Il primo è il crollo della globalizzazione dei mercati: “…le esperienze di guerra ci hanno insegnato a produrre dentro il nostro paese un gran numero di prodotti importanti; ma d’altra parte noi, che eravamo abituati a distribuire il lavoro degli operai salariati in vista del mercato mondiale, avremo bisogno nuovamente di un grandioso rivolgimento“. Oggi assistiamo ad uno scenario simile e dovremmo dedurne che lo spazio del mercato comune europeo diventa ormai essenziale e strategico, e che la Ue deve fare un salto di qualità nella sua integrazione istituzionale, economica e sociale. Altrimenti non scompare solo la Ue, ma implodono i singoli paesi.

Il secondo contributo riguarda il ruolo dello Stato: “…la nostra economia di guerra… offre appunto la dimostrazione, se la si osserva rettamente, che i sistemi apparentemente più immutabili possono essere trasformati non in una sola, ma in molte maniere, e che lo Stato, in quanto esso sia opportunamente diretto, può coi suoi organi e le sue istituzioni adattarsi e muoversi efficacemente in ogni campo del lavoro” (pag. 61). In breve, quello che coglie Rathenau nell’analisi dell’economia di guerra è che essa fa emergere l’opportunità di costruire una “Economia Nuova”, fondata su un allargamento del mercato locale, una minore dipendenza dall’export, e un ruolo di pianificazione e di regista da parte dello Stato. Concludendo che “la guerra ha fatto maturare in pochi anni ciò che avrebbe dovuto maturare in qualche secolo” (pag. 68).
Nella famosa Teoria Generale di John Maynard Keynes troviamo, nella parte finale, un saggio dal titolo “How to Pay for the war” (1940), in cui il grande economista si pone il problema cruciale di chi e come finanziare l’enorme sforzo bellico. Anzi, il Cap. IV ha un titolo provocatorio “Si può fare pagare la guerra ai ricchi?”. La risposta di Keynes è: non è sufficiente far pagare solo le classi medie e alte, occorre uno sforzo anche da parte dei redditi inferiori ai 250 sterline l’anno, che era il reddito percepito allora dal 88% della popolazione. Solo che per non colpire la classe lavoratrice, già con un basso livello di consumi, Keynes suggerisce che venga introdotto il salario differito, ovvero che una parte di salario sottratto dalle nuove imposte venga restituito dopo la guerra.

Partendo dal problema di fondo “come finanziare lo sforzo bellico”, Keynes, nell’anno in cui la Gran Bretagna entrava nella seconda guerra mondiale, cerca di trovare una soluzione che concili la ripartenza dell’economia post-bellica con la giustizia sociale.

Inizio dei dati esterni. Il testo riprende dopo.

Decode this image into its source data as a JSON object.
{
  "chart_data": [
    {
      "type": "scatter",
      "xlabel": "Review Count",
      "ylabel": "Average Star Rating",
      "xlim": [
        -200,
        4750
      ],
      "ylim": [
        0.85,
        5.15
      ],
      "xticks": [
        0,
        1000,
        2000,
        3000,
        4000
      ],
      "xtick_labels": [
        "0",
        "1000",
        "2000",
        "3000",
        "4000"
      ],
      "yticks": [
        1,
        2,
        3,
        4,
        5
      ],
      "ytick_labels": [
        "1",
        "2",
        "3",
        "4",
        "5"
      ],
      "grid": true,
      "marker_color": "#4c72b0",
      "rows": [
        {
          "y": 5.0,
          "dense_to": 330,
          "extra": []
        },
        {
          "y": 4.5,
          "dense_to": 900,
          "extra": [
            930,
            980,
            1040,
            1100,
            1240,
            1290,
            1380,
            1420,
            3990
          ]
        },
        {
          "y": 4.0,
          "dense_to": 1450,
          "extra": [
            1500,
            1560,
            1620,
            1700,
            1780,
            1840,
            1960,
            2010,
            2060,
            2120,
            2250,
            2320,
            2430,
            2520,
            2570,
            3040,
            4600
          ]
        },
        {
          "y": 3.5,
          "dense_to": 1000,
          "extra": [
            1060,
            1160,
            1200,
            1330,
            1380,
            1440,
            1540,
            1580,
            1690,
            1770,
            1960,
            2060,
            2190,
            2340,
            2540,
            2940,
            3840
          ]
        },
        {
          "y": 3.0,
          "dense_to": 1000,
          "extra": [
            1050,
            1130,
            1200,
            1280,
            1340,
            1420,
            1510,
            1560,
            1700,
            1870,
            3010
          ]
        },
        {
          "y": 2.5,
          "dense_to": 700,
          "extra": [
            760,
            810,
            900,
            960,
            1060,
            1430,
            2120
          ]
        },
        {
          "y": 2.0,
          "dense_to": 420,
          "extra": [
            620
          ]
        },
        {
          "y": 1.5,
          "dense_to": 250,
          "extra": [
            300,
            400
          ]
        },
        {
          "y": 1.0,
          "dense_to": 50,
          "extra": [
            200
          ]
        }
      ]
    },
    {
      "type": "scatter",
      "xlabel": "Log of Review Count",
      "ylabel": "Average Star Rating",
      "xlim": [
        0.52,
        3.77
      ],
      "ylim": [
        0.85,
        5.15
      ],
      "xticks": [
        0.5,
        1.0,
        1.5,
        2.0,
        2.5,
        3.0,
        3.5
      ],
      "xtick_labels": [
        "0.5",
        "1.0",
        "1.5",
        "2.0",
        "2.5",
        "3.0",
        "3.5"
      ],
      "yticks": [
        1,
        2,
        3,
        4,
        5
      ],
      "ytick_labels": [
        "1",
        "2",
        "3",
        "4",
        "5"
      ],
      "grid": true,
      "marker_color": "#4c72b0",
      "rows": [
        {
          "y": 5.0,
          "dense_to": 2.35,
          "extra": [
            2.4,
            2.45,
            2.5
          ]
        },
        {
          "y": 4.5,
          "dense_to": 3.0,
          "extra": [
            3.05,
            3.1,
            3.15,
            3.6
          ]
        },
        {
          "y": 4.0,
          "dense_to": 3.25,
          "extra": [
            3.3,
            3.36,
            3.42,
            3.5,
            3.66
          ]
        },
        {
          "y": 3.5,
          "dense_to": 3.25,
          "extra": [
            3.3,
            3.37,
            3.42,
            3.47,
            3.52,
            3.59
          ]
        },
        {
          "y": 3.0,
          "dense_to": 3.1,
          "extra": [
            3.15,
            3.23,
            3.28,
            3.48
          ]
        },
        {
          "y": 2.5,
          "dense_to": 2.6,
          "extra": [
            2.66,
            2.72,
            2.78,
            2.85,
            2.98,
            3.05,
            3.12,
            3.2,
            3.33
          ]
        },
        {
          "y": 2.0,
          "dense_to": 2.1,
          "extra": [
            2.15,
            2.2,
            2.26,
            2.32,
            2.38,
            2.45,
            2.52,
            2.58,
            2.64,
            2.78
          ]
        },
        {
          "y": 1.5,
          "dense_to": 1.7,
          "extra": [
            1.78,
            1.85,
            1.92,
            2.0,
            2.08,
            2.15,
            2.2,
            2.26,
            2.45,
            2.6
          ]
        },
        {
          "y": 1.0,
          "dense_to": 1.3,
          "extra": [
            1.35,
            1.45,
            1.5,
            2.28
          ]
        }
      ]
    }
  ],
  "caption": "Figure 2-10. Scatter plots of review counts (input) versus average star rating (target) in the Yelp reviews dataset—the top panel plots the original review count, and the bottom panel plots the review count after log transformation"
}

E conclude sulla stessa scia di Rathenau che: “riusciremo così a cogliere l’occasione della guerra per realizzare un progresso sociale positivo” (pag.563).
Ed è questo il messaggio che oggi sta arrivando da varie parti, e che su questo giornale hanno espresso, tra gli altri, Guido Viale e Piero Bevilacqua, sul piano soprattutto della grande occasione per una conversione ecologica della nostra economia. Ma senza una redistribuzione dei redditi, senza giustizia sociale, la guerra contro il Coronavirus la vinceranno ancora una volta gli speculatori di Borsa, i rentier, i privilegiati da questo modo di produzione.